Escamoteamos a realidade, acontece com os outros. Assim pensava eu, até descobrir que agasalhava o inimigo, o monstro que se nutre de nós mesmos e, aos poucos, apodera-se de nosso corpo, até a destruição final -, um câncer de alta agressividade. Rebati com igual agressividade. Creio que o afastei. Até quando?.

A morte, o enigma terminal, fascina a todos, porque escapa à nossa compreensão. A literatura está repleta de obras em que a magra é a principal personagem. José Saramago a tem como o grande mote dos seus romances: em As intermitências da morte, ele nos mostra o horror da vida na ausência da morte; em O ano da morte Ricardo Reis, os vivos contracenam com os mortos e estes são sempre os mais sábios; em Levantado do chão, a morte assinala os bons - os maus nunca morrem; em Memorial do convento, a heroína, Blimunda, capaz de ver o interior das pessoas, recolhe o espírito dos mortos, que irão alçar a Passarola aos céus. Nas obras de Saramago, a morte é personagem do “bem”.

Do bem para uns, elemento de terror para outros, de sedução, sempre. O deslumbre aumenta, quando a tragédia se abate sobre agrupamentos humanos, em meio a situações de glamour ou de suposta segurança, em que a surpresa é a substância principal. São as tragédias para sempre lembradas: Pompéia, invadida por gases venenosos, cinzas e lava que levaram à morte moradores, surpreendidos em meio a atividades rotineiras; o naufrágio do Titanic, campeoníssimo do gênero - luxo, beleza, arrogância -, acontece após o jantar em que ricaços se divertiam no navio mais seguro do mundo. É fácil avaliar o fascínio dessa catástrofe: faz mais de cem anos que o ex-maior transatlântico do mundo naufragou e a tragédia ainda rende livros e filmes.

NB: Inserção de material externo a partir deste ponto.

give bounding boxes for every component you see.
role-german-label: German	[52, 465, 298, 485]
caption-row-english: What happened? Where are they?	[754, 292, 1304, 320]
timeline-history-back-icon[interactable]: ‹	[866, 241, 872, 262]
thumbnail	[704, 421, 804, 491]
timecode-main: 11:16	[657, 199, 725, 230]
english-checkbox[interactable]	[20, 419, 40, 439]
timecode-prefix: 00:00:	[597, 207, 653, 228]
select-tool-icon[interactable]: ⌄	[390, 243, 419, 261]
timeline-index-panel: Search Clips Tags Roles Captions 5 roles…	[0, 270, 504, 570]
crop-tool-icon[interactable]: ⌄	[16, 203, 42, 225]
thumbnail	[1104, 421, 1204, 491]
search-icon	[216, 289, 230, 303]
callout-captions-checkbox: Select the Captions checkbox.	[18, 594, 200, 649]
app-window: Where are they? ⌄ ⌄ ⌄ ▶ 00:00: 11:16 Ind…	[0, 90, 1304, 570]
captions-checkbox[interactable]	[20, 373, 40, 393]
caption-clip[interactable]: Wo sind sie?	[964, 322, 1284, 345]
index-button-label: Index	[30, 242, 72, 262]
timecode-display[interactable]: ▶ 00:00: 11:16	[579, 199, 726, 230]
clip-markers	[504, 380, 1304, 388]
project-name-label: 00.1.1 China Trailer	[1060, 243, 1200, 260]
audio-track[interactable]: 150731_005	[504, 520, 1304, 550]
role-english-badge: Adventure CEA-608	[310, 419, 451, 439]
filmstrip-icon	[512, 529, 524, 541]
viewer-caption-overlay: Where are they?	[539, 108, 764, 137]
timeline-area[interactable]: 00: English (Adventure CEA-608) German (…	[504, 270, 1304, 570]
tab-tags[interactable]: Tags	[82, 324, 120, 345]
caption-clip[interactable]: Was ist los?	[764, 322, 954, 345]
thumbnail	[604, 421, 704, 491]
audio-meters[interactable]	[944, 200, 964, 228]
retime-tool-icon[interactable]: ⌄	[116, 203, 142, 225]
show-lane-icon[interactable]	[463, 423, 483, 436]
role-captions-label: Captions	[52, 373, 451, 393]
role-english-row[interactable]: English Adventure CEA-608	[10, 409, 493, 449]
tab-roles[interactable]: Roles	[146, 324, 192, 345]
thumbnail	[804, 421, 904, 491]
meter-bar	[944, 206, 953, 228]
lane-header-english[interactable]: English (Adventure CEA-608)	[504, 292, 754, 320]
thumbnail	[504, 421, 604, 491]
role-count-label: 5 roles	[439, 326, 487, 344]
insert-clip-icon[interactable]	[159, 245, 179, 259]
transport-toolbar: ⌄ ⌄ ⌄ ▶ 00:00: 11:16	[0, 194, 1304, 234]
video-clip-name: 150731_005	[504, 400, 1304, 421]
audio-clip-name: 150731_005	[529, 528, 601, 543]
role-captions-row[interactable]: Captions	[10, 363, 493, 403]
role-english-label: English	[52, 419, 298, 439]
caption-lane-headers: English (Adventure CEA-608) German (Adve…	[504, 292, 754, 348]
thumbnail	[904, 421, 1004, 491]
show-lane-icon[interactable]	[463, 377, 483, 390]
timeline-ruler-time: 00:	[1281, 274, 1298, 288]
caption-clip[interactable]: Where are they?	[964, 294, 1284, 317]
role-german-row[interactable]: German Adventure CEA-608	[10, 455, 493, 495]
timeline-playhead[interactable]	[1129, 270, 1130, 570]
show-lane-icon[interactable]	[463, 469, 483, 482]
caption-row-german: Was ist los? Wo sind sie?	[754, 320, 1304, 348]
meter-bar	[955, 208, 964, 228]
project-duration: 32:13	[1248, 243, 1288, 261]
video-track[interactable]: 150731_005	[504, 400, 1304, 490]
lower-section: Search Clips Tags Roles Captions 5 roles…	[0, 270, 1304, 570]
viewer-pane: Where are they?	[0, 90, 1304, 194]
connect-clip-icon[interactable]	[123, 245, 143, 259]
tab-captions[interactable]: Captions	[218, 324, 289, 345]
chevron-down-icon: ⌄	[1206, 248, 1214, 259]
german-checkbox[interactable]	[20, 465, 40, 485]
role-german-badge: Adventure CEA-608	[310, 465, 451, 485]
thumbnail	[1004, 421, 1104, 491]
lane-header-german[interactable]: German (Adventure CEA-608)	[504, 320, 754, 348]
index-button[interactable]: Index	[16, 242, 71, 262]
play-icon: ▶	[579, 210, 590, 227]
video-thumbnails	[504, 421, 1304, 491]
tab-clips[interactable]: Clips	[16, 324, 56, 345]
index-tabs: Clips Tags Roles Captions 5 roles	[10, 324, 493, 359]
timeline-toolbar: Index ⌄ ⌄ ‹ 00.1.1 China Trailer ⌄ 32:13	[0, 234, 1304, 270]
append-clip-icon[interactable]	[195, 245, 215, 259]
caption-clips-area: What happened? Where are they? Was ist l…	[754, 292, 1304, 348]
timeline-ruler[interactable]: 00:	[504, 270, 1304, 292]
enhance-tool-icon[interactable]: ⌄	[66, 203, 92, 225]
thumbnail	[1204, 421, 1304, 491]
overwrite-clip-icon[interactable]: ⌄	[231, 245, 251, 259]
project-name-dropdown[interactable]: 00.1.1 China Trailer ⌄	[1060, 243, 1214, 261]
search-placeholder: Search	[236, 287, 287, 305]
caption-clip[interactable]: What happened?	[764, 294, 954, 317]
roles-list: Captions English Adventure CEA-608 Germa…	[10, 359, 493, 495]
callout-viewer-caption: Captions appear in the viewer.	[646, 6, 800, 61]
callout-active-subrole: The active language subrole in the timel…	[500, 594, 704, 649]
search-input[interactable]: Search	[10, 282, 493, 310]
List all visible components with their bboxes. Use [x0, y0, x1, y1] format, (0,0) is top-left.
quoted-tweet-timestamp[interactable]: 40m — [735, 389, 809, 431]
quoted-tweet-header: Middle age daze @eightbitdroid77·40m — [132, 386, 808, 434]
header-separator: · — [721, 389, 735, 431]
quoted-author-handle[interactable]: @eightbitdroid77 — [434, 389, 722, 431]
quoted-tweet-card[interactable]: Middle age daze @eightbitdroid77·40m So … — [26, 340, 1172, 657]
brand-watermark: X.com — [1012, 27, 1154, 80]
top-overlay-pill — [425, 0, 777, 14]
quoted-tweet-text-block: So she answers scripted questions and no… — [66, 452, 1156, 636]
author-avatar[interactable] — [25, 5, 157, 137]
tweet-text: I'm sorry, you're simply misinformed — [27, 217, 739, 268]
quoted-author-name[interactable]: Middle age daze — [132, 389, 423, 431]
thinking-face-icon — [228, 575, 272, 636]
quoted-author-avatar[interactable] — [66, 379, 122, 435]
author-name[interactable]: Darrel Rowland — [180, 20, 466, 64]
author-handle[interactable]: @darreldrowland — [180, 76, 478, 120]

Outra catástrofe, o voo 1907 da GOL, sinistro de grandes proporções a povoar nosso imaginário. Esse voo, reuniu todos os ingredientes das grandes tragédias: um avião de novíssima geração, seguro, em uma das primeiras viagens, repleto de pessoas de classe média e alta, sobrevoando a impenetrável selva amazônica, cai e fragmenta-se em mil pedaços. O acidente, provocado por uma tola falha humana, ilustra a fragilidade dos sistemas de segurança em que acreditamos e reforça o que os gregos antigos sempre souberam: quando chega a Hora, de nada adianta nossa hybris.

A mídia especula os últimos momentos dos que participaram do vôo fatídico. A sorte do que deixou de viajar; o rapaz que viajou para pedir a namorada em casamento; a moça que vinha de férias fazer surpresa à mãe. Na caixa preta, os pilotos conversam antes da hora fatal. A vida acontecendo, enquanto a morte espreita e prepara a sua cilada.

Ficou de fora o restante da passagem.